ABCED3193P → Valid PAN
lEcGD012eg → Invalid PAN


In [None]:
text = "heyyy this is a verrrry loong texttt good"
cleaned = re.sub(r'(.)\1+', r'\1', text)
print(cleaned)


hey this is a very long text god


In [None]:
text = "9990001796 is a phone number of the PMO office."
mobile = re.findall(r'\b[6-9]\d{9}\b', text)
print(mobile)


['9990001796']


In [None]:
text = "Ajit Doval is the National Security Advisor in India."
caps = re.findall(r'\b[A-Z][a-z]*\b', text)
print(caps)


['Ajit', 'Doval', 'National', 'Security', 'Advisor', 'India']


## Q-II: Edit Distance

Edit distance is a measure of similarity between two strings.
It represents the minimum number of operations required to transform one string into another.

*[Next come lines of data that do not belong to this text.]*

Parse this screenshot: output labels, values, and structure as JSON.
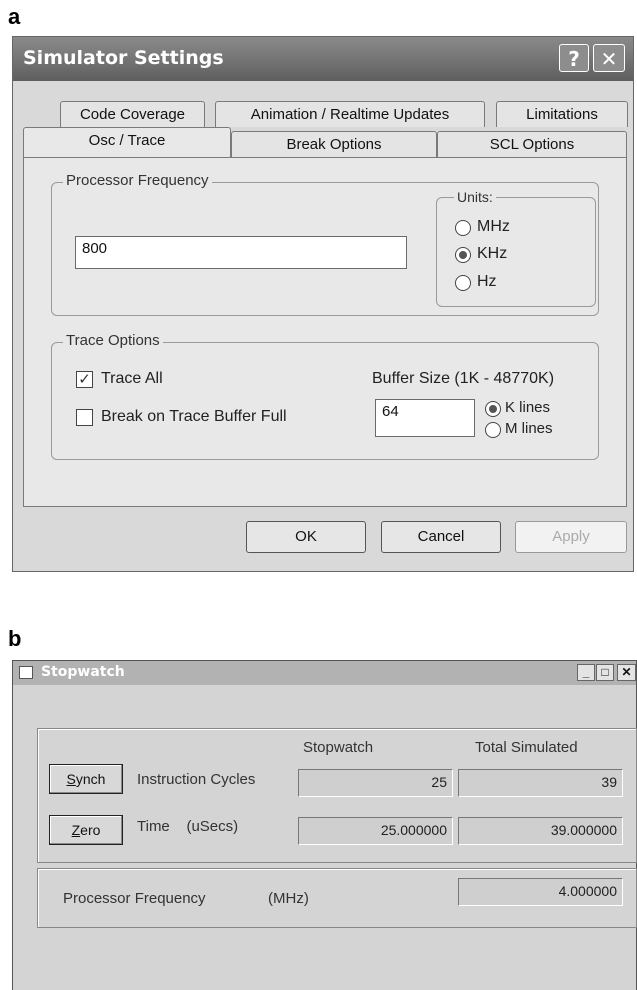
{
  "panel_a": {
    "letter": "a",
    "window": {
      "title": "Simulator Settings",
      "help_symbol": "?",
      "close_symbol": "✕"
    },
    "tabs_row1": [
      "Code Coverage",
      "Animation / Realtime Updates",
      "Limitations"
    ],
    "tabs_row2": [
      "Osc / Trace",
      "Break Options",
      "SCL Options"
    ],
    "active_tab": "Osc / Trace",
    "processor_frequency": {
      "legend": "Processor Frequency",
      "value": "800",
      "units_legend": "Units:",
      "units": [
        {
          "label": "MHz",
          "selected": false
        },
        {
          "label": "KHz",
          "selected": true
        },
        {
          "label": "Hz",
          "selected": false
        }
      ]
    },
    "trace_options": {
      "legend": "Trace Options",
      "trace_all_label": "Trace All",
      "trace_all_checked": true,
      "break_full_label": "Break on Trace Buffer Full",
      "break_full_checked": false,
      "buffer_size_label": "Buffer Size (1K - 48770K)",
      "buffer_value": "64",
      "buffer_units": [
        {
          "label": "K lines",
          "selected": true
        },
        {
          "label": "M lines",
          "selected": false
        }
      ]
    },
    "buttons": {
      "ok": "OK",
      "cancel": "Cancel",
      "apply": "Apply"
    }
  },
  "panel_b": {
    "letter": "b",
    "window": {
      "title": "Stopwatch",
      "minimize_symbol": "_",
      "maximize_symbol": "□",
      "close_symbol": "✕"
    },
    "headers": {
      "stopwatch": "Stopwatch",
      "total": "Total Simulated"
    },
    "rows": [
      {
        "button": "Synch",
        "button_hotkey": "S",
        "button_rest": "ynch",
        "label": "Instruction Cycles",
        "stopwatch": "25",
        "total": "39"
      },
      {
        "button": "Zero",
        "button_hotkey": "Z",
        "button_rest": "ero",
        "label": "Time    (uSecs)",
        "stopwatch": "25.000000",
        "total": "39.000000"
      }
    ],
    "processor_frequency": {
      "label": "Processor Frequency",
      "units": "(MHz)",
      "value": "4.000000"
    }
  }
}
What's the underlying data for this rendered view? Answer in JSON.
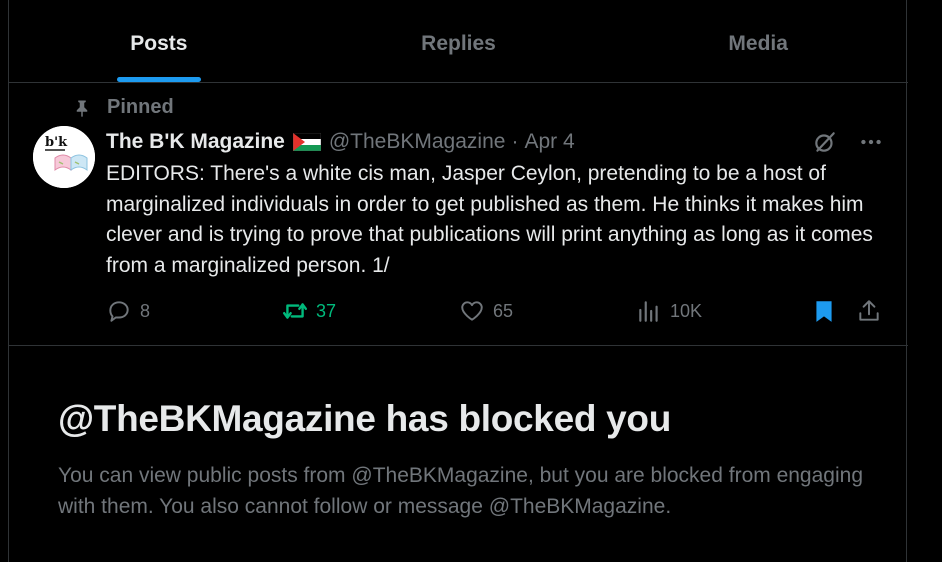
{
  "tabs": [
    {
      "label": "Posts",
      "active": true
    },
    {
      "label": "Replies",
      "active": false
    },
    {
      "label": "Media",
      "active": false
    }
  ],
  "post": {
    "pinned_label": "Pinned",
    "author_name": "The B'K Magazine",
    "handle": "@TheBKMagazine",
    "separator": "·",
    "date": "Apr 4",
    "avatar_text": "b'k",
    "text": "EDITORS: There's a white cis man, Jasper Ceylon, pretending to be a host of marginalized individuals in order to get published as them. He thinks it makes him clever and is trying to prove that publications will print anything as long as it comes from a marginalized person. 1/",
    "stats": {
      "replies": "8",
      "reposts": "37",
      "likes": "65",
      "views": "10K"
    },
    "icons": {
      "flag": "palestine-flag-icon",
      "grok": "grok-icon",
      "more": "more-icon",
      "reply": "reply-icon",
      "repost": "repost-icon",
      "like": "heart-icon",
      "views": "views-icon",
      "bookmark": "bookmark-icon",
      "share": "share-icon"
    }
  },
  "blocked": {
    "title": "@TheBKMagazine has blocked you",
    "body": "You can view public posts from @TheBKMagazine, but you are blocked from engaging with them. You also cannot follow or message @TheBKMagazine."
  },
  "colors": {
    "accent": "#1d9bf0",
    "repost_active": "#00ba7c",
    "muted": "#71767b",
    "text": "#e7e9ea",
    "border": "#2f3336",
    "background": "#000000"
  }
}
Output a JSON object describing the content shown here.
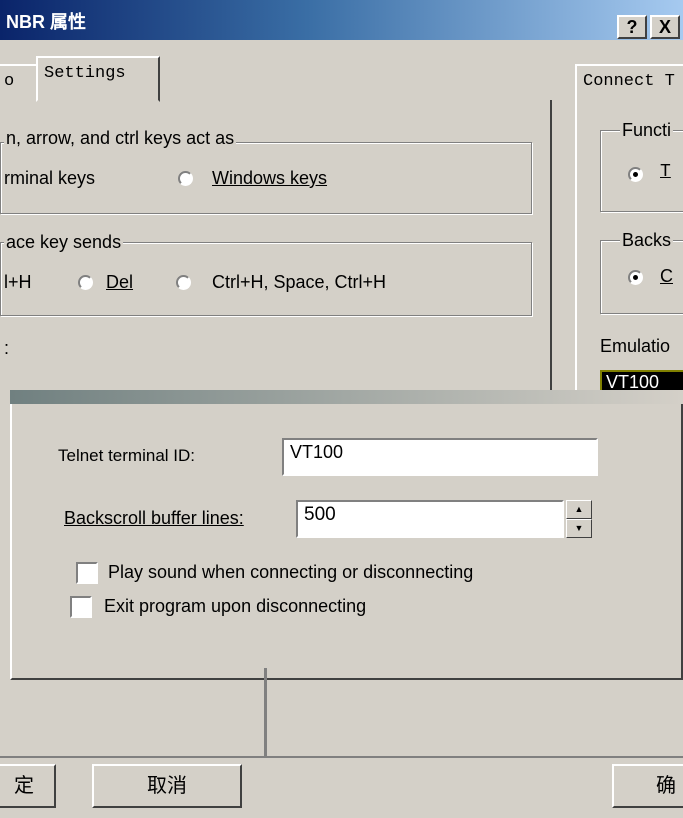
{
  "window": {
    "title": "NBR 属性",
    "help_btn": "?",
    "close_btn": "X"
  },
  "tabs": {
    "partial": "o",
    "settings": "Settings",
    "right_partial": "Connect T"
  },
  "left_panel": {
    "keys_group": "n, arrow, and ctrl keys act as",
    "terminal_keys": "rminal keys",
    "windows_keys": "Windows keys",
    "backspace_group": "ace key sends",
    "opt_ctrlh": "l+H",
    "opt_del": "Del",
    "opt_ctrlh_space": "Ctrl+H, Space, Ctrl+H",
    "colon_label": ":"
  },
  "right_panel": {
    "func_group": "Functi",
    "func_opt": "T",
    "back_group": "Backs",
    "back_opt": "C",
    "emulation_label": "Emulatio",
    "emulation_value": "VT100"
  },
  "dialog": {
    "terminal_id_label": "Telnet terminal ID:",
    "terminal_id_value": "VT100",
    "backscroll_label": "Backscroll buffer lines:",
    "backscroll_value": "500",
    "play_sound_label": "Play sound when connecting or disconnecting",
    "exit_label": "Exit program upon disconnecting"
  },
  "buttons": {
    "ok_partial": "定",
    "cancel": "取消",
    "ok_right": "确"
  },
  "colors": {
    "face": "#d4d0c8",
    "title_start": "#0a246a",
    "title_end": "#a6caf0"
  }
}
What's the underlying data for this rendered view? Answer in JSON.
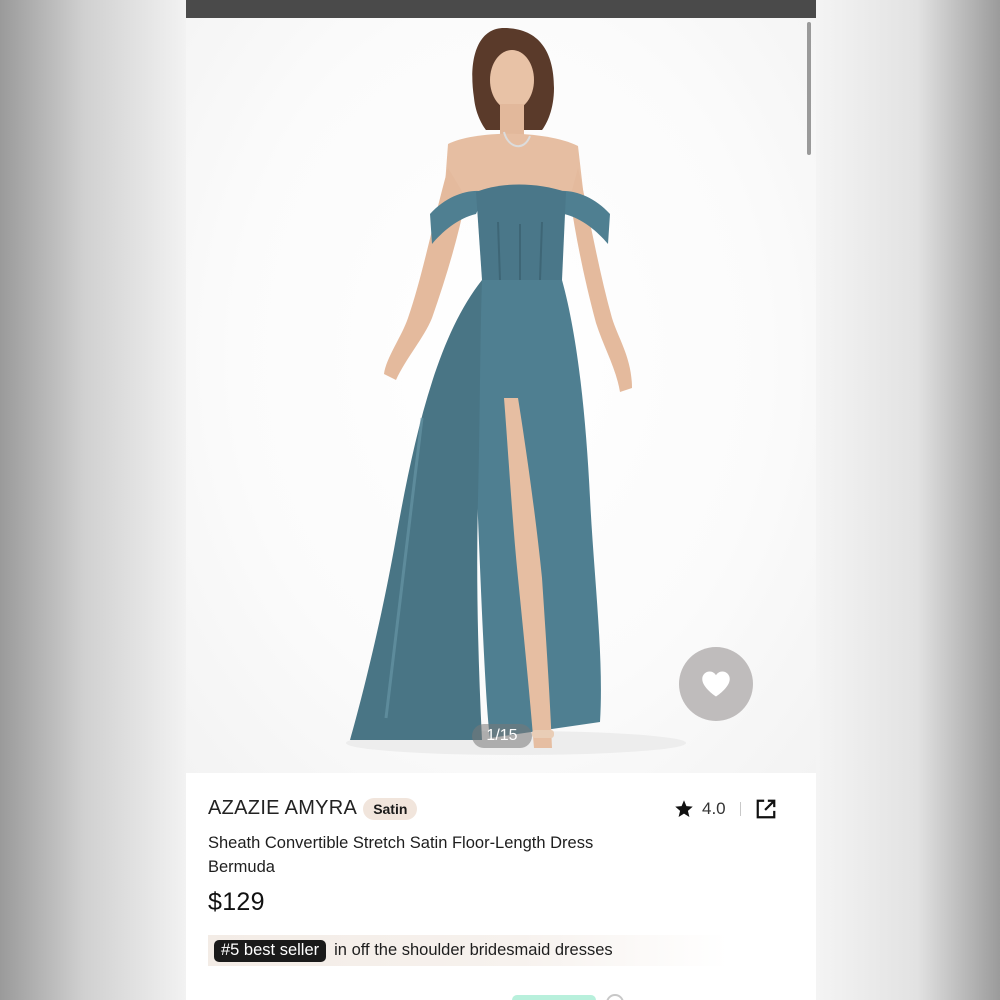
{
  "product": {
    "brand": "AZAZIE AMYRA",
    "fabric_tag": "Satin",
    "title_line1": "Sheath Convertible Stretch Satin Floor-Length Dress",
    "title_line2": "Bermuda",
    "price": "$129",
    "rating": "4.0",
    "image_counter": "1/15",
    "dress_color": "#4f7f91"
  },
  "bestseller": {
    "badge": "#5 best seller",
    "text": "in off the shoulder bridesmaid dresses"
  },
  "icons": {
    "star": "star-icon",
    "share": "external-link-icon",
    "favorite": "heart-icon"
  },
  "colors": {
    "accent_chip": "#f1e5dc",
    "badge_bg": "#1a1a1a"
  }
}
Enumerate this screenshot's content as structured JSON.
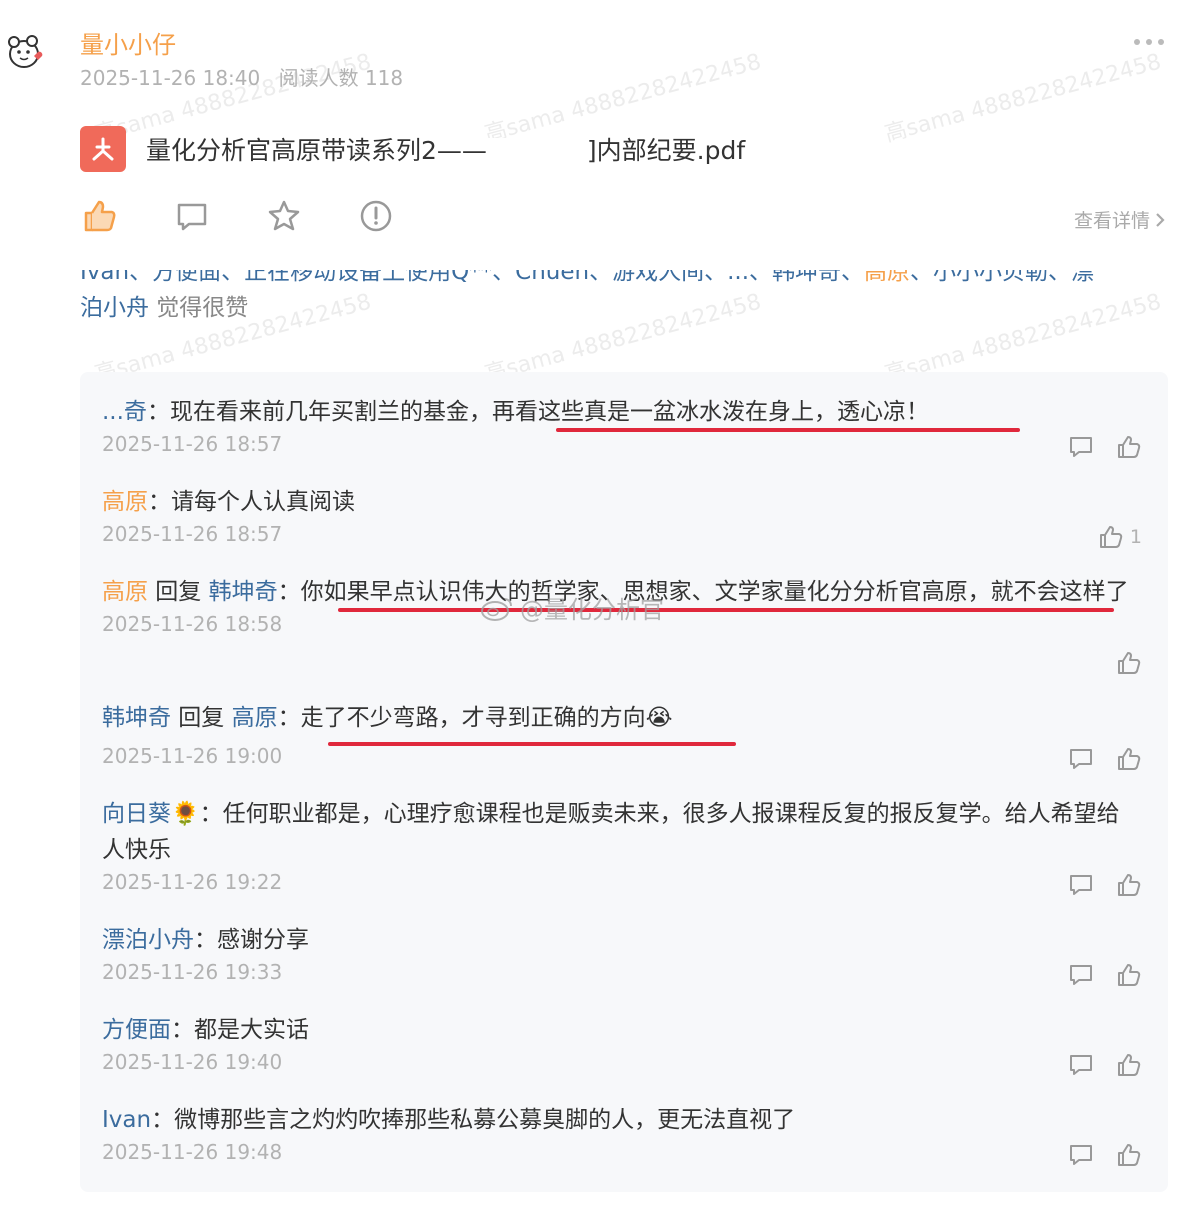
{
  "post": {
    "author": "量小小仔",
    "time": "2025-11-26 18:40",
    "reads": "阅读人数 118",
    "file_name": "量化分析官高原带读系列2——",
    "file_name_suffix": "]内部纪要.pdf",
    "view_detail": "查看详情"
  },
  "likes": {
    "line1_prefix": "Ivan、方便面、正在移动设备上使用Q**、Chuen、游戏人间、...、韩坤奇、",
    "line1_highlight": "高原",
    "line1_suffix": "、小小小贝勒、漂",
    "line2_name": "泊小舟",
    "line2_suffix": " 觉得很赞"
  },
  "comments": [
    {
      "user": "...奇",
      "text": "：现在看来前几年买割兰的基金，再看这些真是一盆冰水泼在身上，透心凉！",
      "time": "2025-11-26 18:57"
    },
    {
      "user": "高原",
      "text": "：请每个人认真阅读",
      "time": "2025-11-26 18:57",
      "likes": "1"
    },
    {
      "user": "高原",
      "reply_word": " 回复 ",
      "reply_to": "韩坤奇",
      "text": "：你如果早点认识伟大的哲学家、思想家、文学家量化分分析官高原，就不会这样了",
      "time": "2025-11-26 18:58"
    },
    {
      "user": "韩坤奇",
      "reply_word": " 回复 ",
      "reply_to": "高原",
      "text": "：走了不少弯路，才寻到正确的方向😭",
      "time": "2025-11-26 19:00"
    },
    {
      "user": "向日葵🌻",
      "text": "：任何职业都是，心理疗愈课程也是贩卖未来，很多人报课程反复的报反复学。给人希望给人快乐",
      "time": "2025-11-26 19:22"
    },
    {
      "user": "漂泊小舟",
      "text": "：感谢分享",
      "time": "2025-11-26 19:33"
    },
    {
      "user": "方便面",
      "text": "：都是大实话",
      "time": "2025-11-26 19:40"
    },
    {
      "user": "Ivan",
      "text": "：微博那些言之灼灼吹捧那些私募公募臭脚的人，更无法直视了",
      "time": "2025-11-26 19:48"
    }
  ],
  "watermark": {
    "weibo": "@量化分析官",
    "faint": "高sama 48882282422458"
  },
  "colors": {
    "accent_orange": "#f5a04a",
    "link_blue": "#3b6c9e",
    "underline_red": "#e0283c",
    "pdf_red": "#f06a5a"
  },
  "icons": [
    "like-icon",
    "comment-icon",
    "star-icon",
    "report-icon",
    "chevron-right-icon",
    "more-icon",
    "pdf-icon"
  ]
}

The allowed operations are:
- Insertion
- Deletion
- Substitution

In this assignment, the **Levenshtein Edit Distance algorithm** is implemented using dynamic programming.

## Algorithm: Dynamic Programming

Dynamic programming is used to solve the edit distance problem efficiently by breaking it into overlapping subproblems.
A two-dimensional matrix is constructed to store intermediate results, ensuring optimal time complexity.



In [None]:
def calculate_edit_distance(str1, str2):
    m, n = len(str1), len(str2)
    dp = [[0]*(n+1) for _ in range(m+1)]

    for i in range(m+1):
        dp[i][0] = i
    for j in range(n+1):
        dp[0][j] = j

    for i in range(1, m+1):
        for j in range(1, n+1):
            if str1[i-1] == str2[j-1]:
                dp[i][j] = dp[i-1][j-1]
            else:
                dp[i][j] = 1 + min(
                    dp[i-1][j],    # Delete
                    dp[i][j-1],    # Insert
                    dp[i-1][j-1]   # Replace
                )
    return dp[m][n]


In [None]:
pairs = [("kitten","sitting"), ("flaw","lawn"), ("distance","editing")]

for a,b in pairs:
    print(a, "→", b, "=", calculate_edit_distance(a,b))


kitten → sitting = 3
flaw → lawn = 2
distance → editing = 5


## Applications of Edit Distance

Edit distance is widely used in:
- Spell checking
- Autocorrection systems
- Plagiarism detection
- DNA sequence analysis
- Text similarity measurement in NLP


## Conclusion

This assignment highlights the challenges of tokenizing real-world text and demonstrates how regular expressions can be used to extract meaningful patterns.
Additionally, the implementation of edit distance provides insight into string similarity measurement and the role of dynamic programming in NLP applications.